« J’ai 62 ans, et à un moment il ne faut pas avoir des pudeurs de gazelle, comme dirait l’autre… Ce sera ma seule et unique incursion dans un gouvernement. » (L’Obs, 30 novembre 2017). Voilà en quels termes Nicolas Hulot expliquait sa nomination comme ministre de la Transition énergétique et solidaire. Promotion qui ne semblait pas lui avoir monté à la tête : « Je n’éprouve aucun plaisir personnel à être ministre, mais je souhaite trouver de la satisfaction à travers nos décisions ». (Aujourd’hui en France, mardi 22 septembre 2017).

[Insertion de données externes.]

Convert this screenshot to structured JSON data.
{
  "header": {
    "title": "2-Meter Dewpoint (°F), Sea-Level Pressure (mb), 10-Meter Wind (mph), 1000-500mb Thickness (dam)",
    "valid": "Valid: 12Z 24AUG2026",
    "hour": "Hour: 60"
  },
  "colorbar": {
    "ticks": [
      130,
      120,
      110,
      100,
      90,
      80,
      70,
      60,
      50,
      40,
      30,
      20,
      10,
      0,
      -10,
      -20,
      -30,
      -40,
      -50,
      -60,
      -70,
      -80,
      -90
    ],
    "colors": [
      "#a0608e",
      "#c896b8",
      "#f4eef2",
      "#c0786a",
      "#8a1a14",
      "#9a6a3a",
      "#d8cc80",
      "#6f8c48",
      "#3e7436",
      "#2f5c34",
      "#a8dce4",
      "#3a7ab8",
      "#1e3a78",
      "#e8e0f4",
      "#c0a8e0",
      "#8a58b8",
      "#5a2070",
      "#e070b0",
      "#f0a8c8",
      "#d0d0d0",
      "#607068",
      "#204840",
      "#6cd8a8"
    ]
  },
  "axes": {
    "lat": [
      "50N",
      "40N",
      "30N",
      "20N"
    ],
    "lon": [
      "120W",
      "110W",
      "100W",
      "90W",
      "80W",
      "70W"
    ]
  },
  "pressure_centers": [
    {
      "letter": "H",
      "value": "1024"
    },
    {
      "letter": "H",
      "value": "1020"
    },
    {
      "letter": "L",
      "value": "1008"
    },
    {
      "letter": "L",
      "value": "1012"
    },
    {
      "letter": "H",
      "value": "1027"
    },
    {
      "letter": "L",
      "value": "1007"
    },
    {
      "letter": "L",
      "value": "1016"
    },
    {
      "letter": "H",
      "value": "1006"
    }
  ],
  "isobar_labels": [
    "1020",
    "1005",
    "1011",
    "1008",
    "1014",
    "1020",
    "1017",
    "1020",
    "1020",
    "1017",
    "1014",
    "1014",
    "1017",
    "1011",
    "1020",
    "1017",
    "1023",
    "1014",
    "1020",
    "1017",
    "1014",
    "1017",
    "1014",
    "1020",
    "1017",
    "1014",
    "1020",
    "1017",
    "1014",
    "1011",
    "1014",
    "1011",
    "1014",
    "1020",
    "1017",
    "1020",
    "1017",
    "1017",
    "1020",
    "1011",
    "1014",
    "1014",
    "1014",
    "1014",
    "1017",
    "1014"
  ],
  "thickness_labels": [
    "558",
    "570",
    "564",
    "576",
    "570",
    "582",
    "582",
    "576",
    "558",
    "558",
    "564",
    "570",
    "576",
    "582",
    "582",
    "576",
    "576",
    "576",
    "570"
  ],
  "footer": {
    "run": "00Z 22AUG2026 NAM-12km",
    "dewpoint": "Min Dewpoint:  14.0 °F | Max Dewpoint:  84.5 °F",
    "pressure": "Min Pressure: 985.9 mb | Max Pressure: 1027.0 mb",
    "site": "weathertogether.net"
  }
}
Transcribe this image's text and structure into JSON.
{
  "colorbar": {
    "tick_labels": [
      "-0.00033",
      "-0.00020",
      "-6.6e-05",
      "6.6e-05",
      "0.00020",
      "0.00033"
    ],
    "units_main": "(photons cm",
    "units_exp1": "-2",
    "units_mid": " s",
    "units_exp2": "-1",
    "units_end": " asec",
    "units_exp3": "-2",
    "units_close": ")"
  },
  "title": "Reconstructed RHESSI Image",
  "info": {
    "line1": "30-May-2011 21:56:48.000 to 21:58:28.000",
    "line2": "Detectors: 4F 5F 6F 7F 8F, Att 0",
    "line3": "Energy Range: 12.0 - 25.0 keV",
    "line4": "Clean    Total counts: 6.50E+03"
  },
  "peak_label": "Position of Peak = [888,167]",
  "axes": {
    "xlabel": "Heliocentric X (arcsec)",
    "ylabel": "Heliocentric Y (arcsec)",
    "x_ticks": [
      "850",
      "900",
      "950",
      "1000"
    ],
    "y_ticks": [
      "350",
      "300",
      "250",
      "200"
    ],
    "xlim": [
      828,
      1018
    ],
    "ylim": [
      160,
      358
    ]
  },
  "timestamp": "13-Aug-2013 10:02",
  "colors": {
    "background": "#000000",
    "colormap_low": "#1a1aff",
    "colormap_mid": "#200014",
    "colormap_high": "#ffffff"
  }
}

Nicolas Hulot aurait gagné à relire le programme d’Emmanuel Macron
Pour autant, avant de s’engager auprès d’Emmanuel Macron, Nicolas Hulot aurait gagné à relire le programme du candidat à la présidence de la République ; ce qui l’aurait rendu méfiant. Dans son « contrat avec la nation », Macron évoque bien un « chantier » (sic) visant à « accélérer l’émergence d’un nouveau modèle de croissance réconciliant transition écologique, industrie du futur et agriculture de demain » – ce faisant on demeure au stade des bonnes intentions et des généralités. De même si l’ambition de placer « la France en tête du contrat contre les perturbateurs endocriniens et les pesticides » apparaît plus loin.
Il est même question de faire de la « France le leader mondial de la recherche sur la transition environnementale ». Un objectif fort est fixé ensuite : « D’ici 2022, 50% des produits proposés par les cantines scolaires et les restaurants d’entreprise devront être bio, écologiques ou issus de circuits courts ». Mais c’est le seul point clair et concret en matière d’écologie qui est mentionné dans ce programme. Car avec le « Plan de transition agricole de 5 milliards d’euros » qui « soutiendra les projets de montée en gamme des exploitations, d’adaptation aux normes environnementales et du bien-être animal », on demeure dans le vague. Par conséquent, pour Emmanuel Macron et son équipe, l’écologie ne constituait pas une priorité, seulement une fioriture. Dans ces conditions, Nicolas Hulot ne pouvait pas s’attendre à un soutien franc et massif de la part de lysée et de Matignon. Mais « quand on me demande quelle est ma stratégie, je réponds que je n’en ai pas. Je ne fonctionne qu’à l’intuition, qui parfois est bonne ou mauvaise conseillère. Tout ce qui m’arrive, je ne l’ai ni calculé ni prévu », explique-t-il (Les Paradoxes de Monsieur Hulot, L’Archipel).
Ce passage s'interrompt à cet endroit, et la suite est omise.